Some of us were surprised to find that “reds” were not opposed to the government helping people but preferred to see them helped at a local or state level or in private society with regulation provided at the federal level. “Providing a safety net should be the priority of government — take care of the people.”
We also found a lot in common.
We agreed that the media is doing more to divide us than to inform us, and it’s important to use common sense when evaluating the authenticity of what we view there.
“Journalistic integrity is of concern on both sides.”
“Social media creates echo chambers that rile people up.”
We agreed that personal responsibility is of utmost importance in all things, including our choice of media.

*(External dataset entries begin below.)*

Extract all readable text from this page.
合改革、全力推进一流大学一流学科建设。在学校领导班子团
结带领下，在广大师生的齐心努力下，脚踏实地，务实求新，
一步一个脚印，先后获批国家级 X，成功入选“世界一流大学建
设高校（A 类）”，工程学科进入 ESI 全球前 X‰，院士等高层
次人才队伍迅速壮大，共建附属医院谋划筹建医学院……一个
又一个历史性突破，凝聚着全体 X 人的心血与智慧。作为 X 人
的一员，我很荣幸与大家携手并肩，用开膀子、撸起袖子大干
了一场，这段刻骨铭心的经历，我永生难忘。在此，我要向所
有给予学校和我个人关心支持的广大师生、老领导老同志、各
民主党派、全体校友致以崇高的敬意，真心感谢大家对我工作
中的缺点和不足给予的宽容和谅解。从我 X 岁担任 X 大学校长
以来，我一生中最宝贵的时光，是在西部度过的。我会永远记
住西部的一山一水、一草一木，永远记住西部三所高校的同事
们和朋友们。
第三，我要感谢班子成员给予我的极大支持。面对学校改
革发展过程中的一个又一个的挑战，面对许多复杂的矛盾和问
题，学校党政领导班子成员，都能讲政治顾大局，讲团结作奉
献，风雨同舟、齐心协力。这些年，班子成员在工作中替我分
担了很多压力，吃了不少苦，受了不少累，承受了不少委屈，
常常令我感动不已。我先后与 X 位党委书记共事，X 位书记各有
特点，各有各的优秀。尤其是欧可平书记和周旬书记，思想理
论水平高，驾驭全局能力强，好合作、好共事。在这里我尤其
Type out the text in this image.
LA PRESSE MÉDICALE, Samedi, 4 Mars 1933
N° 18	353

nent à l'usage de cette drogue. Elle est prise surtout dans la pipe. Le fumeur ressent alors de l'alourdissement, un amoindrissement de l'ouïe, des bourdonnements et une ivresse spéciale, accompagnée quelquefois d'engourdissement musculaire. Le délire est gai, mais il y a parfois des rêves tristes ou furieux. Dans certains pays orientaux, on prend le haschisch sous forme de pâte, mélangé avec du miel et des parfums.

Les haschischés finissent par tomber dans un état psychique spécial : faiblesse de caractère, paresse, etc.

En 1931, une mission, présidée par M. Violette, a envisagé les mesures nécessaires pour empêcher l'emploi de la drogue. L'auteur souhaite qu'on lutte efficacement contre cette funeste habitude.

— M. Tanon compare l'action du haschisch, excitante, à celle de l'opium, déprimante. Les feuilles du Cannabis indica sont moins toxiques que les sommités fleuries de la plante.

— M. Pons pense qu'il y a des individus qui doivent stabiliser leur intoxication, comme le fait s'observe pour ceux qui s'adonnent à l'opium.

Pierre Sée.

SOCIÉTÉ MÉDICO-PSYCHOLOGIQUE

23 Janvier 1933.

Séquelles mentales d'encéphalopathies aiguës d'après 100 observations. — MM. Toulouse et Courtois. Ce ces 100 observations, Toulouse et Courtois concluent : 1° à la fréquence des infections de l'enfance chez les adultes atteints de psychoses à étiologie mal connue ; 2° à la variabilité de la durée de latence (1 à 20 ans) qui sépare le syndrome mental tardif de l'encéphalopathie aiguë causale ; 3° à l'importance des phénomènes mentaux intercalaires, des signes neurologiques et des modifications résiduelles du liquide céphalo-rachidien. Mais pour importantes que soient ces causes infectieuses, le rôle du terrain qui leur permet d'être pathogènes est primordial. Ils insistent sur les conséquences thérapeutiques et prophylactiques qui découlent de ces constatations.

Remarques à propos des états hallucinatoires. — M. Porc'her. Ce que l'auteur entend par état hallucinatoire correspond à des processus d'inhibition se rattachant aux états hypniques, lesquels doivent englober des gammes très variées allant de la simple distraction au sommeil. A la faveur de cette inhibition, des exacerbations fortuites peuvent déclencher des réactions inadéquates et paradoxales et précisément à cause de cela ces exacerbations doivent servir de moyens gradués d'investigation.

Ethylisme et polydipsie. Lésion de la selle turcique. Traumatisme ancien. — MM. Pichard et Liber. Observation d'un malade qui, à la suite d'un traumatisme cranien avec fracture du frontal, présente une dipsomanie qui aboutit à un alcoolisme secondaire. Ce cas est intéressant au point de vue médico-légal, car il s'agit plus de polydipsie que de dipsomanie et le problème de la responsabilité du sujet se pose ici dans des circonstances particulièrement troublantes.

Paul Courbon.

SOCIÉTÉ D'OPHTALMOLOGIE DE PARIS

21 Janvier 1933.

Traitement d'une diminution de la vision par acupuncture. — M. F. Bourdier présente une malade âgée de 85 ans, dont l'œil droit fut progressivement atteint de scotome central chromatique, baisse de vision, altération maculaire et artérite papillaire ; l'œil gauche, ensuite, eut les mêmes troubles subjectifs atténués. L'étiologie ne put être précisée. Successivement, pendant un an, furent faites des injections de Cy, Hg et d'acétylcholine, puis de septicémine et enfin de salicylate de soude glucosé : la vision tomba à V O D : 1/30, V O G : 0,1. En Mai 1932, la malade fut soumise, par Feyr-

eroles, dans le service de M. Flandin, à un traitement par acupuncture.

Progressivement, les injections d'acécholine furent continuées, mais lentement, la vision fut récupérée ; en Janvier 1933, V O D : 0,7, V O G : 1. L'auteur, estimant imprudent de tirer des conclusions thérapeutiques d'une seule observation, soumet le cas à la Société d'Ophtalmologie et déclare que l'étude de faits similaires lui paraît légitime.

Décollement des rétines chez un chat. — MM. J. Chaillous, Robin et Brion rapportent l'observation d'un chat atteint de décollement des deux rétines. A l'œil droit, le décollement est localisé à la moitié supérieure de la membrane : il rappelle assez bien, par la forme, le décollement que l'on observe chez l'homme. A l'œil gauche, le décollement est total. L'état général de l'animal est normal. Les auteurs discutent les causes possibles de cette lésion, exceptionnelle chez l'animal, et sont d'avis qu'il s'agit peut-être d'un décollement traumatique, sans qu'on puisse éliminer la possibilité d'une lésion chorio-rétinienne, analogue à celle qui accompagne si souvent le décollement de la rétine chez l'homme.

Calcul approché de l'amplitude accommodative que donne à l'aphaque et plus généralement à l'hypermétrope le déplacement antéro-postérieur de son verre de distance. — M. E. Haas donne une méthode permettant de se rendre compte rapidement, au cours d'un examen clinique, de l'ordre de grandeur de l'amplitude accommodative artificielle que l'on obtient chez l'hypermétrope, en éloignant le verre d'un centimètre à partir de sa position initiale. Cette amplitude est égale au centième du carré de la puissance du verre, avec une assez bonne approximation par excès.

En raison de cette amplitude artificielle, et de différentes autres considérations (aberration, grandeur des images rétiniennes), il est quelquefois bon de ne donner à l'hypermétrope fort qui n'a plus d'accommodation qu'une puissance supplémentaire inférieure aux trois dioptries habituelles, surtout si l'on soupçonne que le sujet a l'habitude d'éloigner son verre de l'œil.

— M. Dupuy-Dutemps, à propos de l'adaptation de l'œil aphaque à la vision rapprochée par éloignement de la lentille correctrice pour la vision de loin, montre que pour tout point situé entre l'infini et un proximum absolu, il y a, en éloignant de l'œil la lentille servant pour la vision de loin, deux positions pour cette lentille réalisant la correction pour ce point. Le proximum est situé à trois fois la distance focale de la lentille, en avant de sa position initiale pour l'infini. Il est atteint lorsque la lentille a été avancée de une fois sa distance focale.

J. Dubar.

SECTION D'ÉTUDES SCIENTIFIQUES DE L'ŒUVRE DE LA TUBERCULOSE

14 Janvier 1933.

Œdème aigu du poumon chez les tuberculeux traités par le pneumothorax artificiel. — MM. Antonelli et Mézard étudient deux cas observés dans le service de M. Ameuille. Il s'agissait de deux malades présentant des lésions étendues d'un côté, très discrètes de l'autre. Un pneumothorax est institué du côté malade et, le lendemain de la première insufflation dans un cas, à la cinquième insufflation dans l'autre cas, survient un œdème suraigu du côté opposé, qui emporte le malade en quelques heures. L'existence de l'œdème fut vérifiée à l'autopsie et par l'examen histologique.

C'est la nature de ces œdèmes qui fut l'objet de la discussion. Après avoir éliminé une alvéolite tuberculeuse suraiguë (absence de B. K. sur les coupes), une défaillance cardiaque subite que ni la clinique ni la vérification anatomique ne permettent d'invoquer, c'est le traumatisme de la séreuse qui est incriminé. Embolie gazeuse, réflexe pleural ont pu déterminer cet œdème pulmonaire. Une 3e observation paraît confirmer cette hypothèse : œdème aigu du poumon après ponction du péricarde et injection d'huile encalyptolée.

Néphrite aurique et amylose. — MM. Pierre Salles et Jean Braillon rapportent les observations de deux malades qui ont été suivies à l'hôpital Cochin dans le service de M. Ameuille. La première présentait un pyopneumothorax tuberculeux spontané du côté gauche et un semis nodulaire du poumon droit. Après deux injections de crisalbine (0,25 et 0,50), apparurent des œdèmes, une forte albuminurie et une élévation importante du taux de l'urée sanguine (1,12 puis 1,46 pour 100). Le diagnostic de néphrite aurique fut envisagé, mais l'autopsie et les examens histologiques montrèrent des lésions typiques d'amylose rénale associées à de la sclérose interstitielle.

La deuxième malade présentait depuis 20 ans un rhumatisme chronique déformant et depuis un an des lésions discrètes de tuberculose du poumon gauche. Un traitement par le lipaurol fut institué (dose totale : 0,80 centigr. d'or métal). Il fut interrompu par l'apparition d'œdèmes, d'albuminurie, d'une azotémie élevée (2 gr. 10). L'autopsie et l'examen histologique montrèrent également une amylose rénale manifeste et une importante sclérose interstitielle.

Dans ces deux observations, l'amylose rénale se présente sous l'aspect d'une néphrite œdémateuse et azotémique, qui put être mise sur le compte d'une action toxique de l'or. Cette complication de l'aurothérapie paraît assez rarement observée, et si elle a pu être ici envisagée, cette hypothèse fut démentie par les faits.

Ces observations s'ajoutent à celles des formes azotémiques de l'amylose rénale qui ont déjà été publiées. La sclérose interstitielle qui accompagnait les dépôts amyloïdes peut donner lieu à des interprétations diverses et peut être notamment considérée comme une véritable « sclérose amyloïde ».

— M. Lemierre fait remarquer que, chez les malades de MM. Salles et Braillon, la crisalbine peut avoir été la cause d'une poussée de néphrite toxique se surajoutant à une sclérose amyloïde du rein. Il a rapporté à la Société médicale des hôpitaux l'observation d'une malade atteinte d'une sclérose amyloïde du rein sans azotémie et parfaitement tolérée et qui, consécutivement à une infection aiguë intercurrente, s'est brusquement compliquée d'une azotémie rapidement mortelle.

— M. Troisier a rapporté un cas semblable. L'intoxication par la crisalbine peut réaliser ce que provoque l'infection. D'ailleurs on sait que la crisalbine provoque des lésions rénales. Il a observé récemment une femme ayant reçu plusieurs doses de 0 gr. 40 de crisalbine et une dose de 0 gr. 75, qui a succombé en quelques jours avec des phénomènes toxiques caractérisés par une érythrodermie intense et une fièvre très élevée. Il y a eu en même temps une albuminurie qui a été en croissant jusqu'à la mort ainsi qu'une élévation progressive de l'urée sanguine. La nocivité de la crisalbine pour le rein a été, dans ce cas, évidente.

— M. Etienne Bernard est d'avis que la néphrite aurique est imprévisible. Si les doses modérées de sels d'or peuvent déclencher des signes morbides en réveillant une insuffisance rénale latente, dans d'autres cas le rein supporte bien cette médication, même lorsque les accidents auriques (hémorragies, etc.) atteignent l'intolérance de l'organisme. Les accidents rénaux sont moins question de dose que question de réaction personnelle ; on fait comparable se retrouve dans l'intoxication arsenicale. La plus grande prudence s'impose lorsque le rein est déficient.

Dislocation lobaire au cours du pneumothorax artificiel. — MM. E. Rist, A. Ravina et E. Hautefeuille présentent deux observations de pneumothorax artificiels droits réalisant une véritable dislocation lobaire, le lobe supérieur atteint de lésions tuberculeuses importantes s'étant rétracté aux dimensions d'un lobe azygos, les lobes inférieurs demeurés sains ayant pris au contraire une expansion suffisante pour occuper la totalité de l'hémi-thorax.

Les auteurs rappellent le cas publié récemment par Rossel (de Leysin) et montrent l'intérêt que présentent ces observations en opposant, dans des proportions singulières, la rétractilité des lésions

“We can criticize the media, but we also have to own our own role in consuming it.”(red)
“I try to get my news from outside the country, from the BBC, Christian outlets, and others.”
“I now also read responsible conservative journalists and I am learning from them.” (blue)
We shared a concern about the influences of globalism and technocratic elites. “The corporations are calling the shots, not the elitist Democrats.” (red) “The loss of decent jobs, income inequality, and the rise of the technocratic elite are fundamental problems.” (blue)
We share discomfort with identity politics or political correctness. “When I am with Democrats who bash Trump voters, I find myself defending Trump voters.” (blue)
We share a belief that the federal government needs to provide regulations and oversight to insure our economic wellbeing. “Even enterprise can go asunder and needs some government supervision. Government supervision is needed at the federal level.”
We share a concern about moral decline and changing norms. “I think free speech is under attack in this country and I’m horrified by it.” (red)
“We need to encourage people to take care of themselves.” (red)
Differences Are Not All Bad
Finally, we realized the value to our country of our differences as well as our commonalities.
“Putting down Republicans concerns me because our founding fathers wanted us to have opposing views. It’s ok that they think differently.” (blue)
“I defended that flag so that everyone could believe the way they want to believe and live free.” (red)
“We all have the same destination and we’re just taking separate paths.”
“We are built to think differently; it’s in our DNA.”
We Can Do This
Perhaps the most important take-away of all was our ability to be with and listen to one another.
“We can have dialogue without calling names.”
“Common ground exists; compromise is attainable.”
“Just because I disagree with you does not mean you’re a bad person.”
“It’s important that we all came together to learn why we disagree and maybe we can leave here and forge friendships, listening to others and not forcing or making others change based on my view.”
“People are afraid of losing what we think America is about.”
“I now feel less afraid of those who disagree with me politically.”
“People here were pretty darn respectful of each other; that’s not always my experience, especially on social media.”
“There are really great people that I disagree with.”
“I’m encouraged by how well we listened.”
“I’m convinced it’s possible to have a positive, constructive dialogue; sometimes semantics get in the way.”
“I want to try to find ways to make things better here.”
“We’re the ones that have to bring us back together.”